Outside of regulation, states can set energy policies such as requiring a certain percentage of retail electricity sales in the state to come from renewable generation under a renewable portfolio standards (RPS), or can set energy efficiency resource standards (EERS) or clean energy standards (CES). These policies incorporate tools that affect generation capacity as well as pricing in electricity markets, with financial incentives such as renewable energy credits (RECs) or Zero Emission Credits (ZECs) creating more demand for certain types of cleaner generation such as renewables, energy storage, and nuclear.

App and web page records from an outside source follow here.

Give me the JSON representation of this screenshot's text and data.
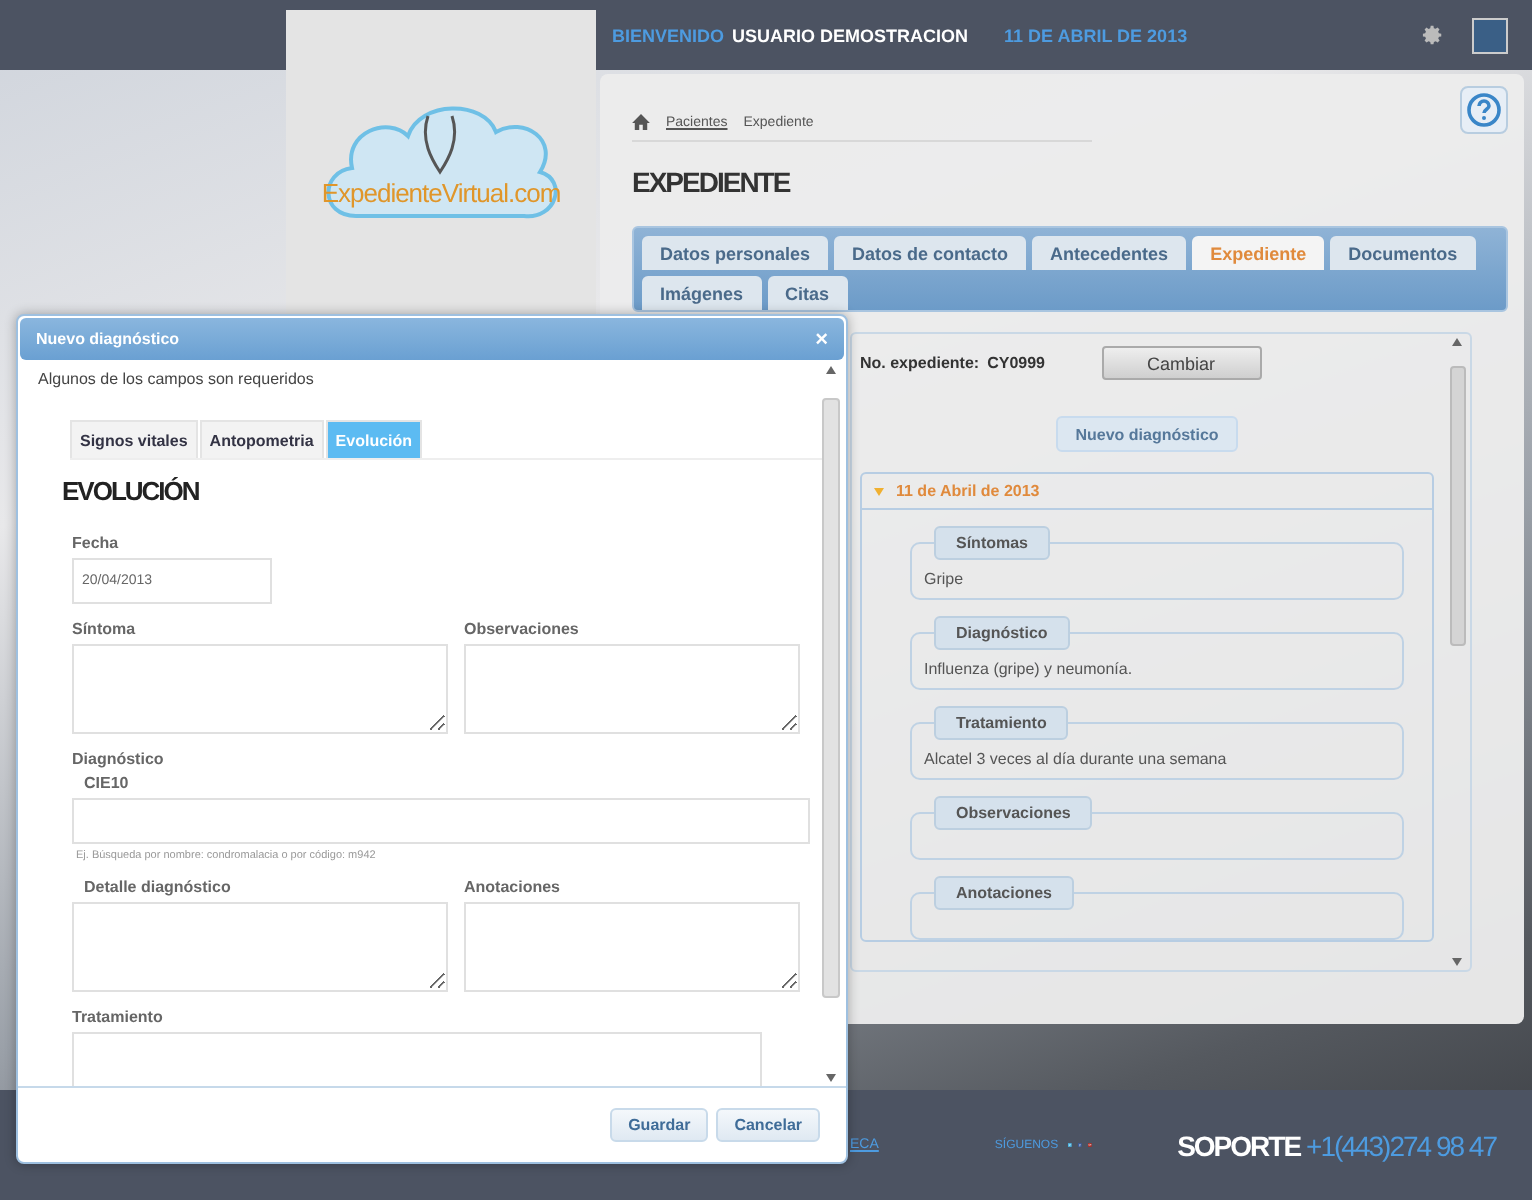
{
  "top_bar": {
    "welcome": "BIENVENIDO",
    "user": "USUARIO DEMOSTRACION",
    "date": "11 DE ABRIL DE 2013"
  },
  "logo": {
    "text": "ExpedienteVirtual.com"
  },
  "breadcrumb": [
    {
      "label": "Pacientes",
      "kind": "link"
    },
    {
      "label": "Expediente",
      "kind": "current"
    }
  ],
  "page_title": "EXPEDIENTE",
  "tabs": [
    {
      "label": "Datos personales",
      "selected": false
    },
    {
      "label": "Datos de contacto",
      "selected": false
    },
    {
      "label": "Antecedentes",
      "selected": false
    },
    {
      "label": "Expediente",
      "selected": true
    },
    {
      "label": "Documentos",
      "selected": false
    },
    {
      "label": "Imágenes",
      "selected": false
    },
    {
      "label": "Citas",
      "selected": false
    }
  ],
  "record": {
    "label": "No. expediente:",
    "number": "CY0999",
    "change_button": "Cambiar"
  },
  "new_diagnosis_button": "Nuevo diagnóstico",
  "entry": {
    "date": "11 de Abril de 2013",
    "expanded": true,
    "sections": [
      {
        "title": "Síntomas",
        "text": "Gripe"
      },
      {
        "title": "Diagnóstico",
        "text": "Influenza (gripe) y neumonía."
      },
      {
        "title": "Tratamiento",
        "text": "Alcatel 3 veces al día durante una semana"
      },
      {
        "title": "Observaciones"
      },
      {
        "title": "Anotaciones"
      }
    ]
  },
  "footer": {
    "link": "ECA",
    "follow": "SÍGUENOS",
    "support_label": "SOPORTE",
    "phone": "+1(443)274 98 47"
  },
  "dialog": {
    "title": "Nuevo diagnóstico",
    "close": "×",
    "note": "Algunos de los campos son requeridos",
    "tabs": [
      {
        "label": "Signos vitales",
        "selected": false
      },
      {
        "label": "Antopometria",
        "selected": false
      },
      {
        "label": "Evolución",
        "selected": true
      }
    ],
    "heading": "EVOLUCIÓN",
    "date_field": {
      "label": "Fecha",
      "value": "20/04/2013"
    },
    "row_1": [
      {
        "label": "Síntoma"
      },
      {
        "label": "Observaciones"
      }
    ],
    "diagnosis": {
      "label": "Diagnóstico",
      "sublabel": "CIE10",
      "hint": "Ej. Búsqueda por nombre: condromalacia o por código: m942"
    },
    "row_2": [
      {
        "label": "Detalle diagnóstico"
      },
      {
        "label": "Anotaciones"
      }
    ],
    "treatment": {
      "label": "Tratamiento"
    },
    "buttons": [
      "Guardar",
      "Cancelar"
    ]
  }
}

Finally, while ISO/RTO membership has been static for nearly two decades, some states are exploring whether to join RTOs/ISOs. For example, Colorado signed legislation, SB 72, requiring the state to consider joining an RTO by 2030. Joining an RTO/ISO provides the market signals to advance transmission buildout to deliver renewable generation to population centers, and can help Western states address electricity reliability challenges from climate change. Nevada additionally signed similar legislation to consider joining an RTO within the same time frame as Colorado.

What Authorities Do Federal Agencies Have Over Electricity Markets?

The Federal Energy Regulatory Commission (FERC) regulates interstate transmission and wholesale power sales. the U.S. Environmental Protection Agency (EPA) and other agencies such as the Department of the Interior (DOI) also issue regulations impacting the energy sector. For example, the EPA regulates air pollutant emissions from power plants and other sources of emissions like mercury and smog forming pollutants (NOx, and SOx) and regulates greenhouse gas emissions from certain types of new fossil fuel-based generators. The DOI oversees some aspects of the permitting and siting of generation and transmission lines that cross federal lands, including potential impacts on threatened and endangered species and issues leases for offshore wind projects along the East coast. The Department of Energy helps accelerate technology development and deployment by providing funding for new technologies such as nuclear energy, renewable energy, energy storage, as well as electric and alternative fuel vehicle technologies.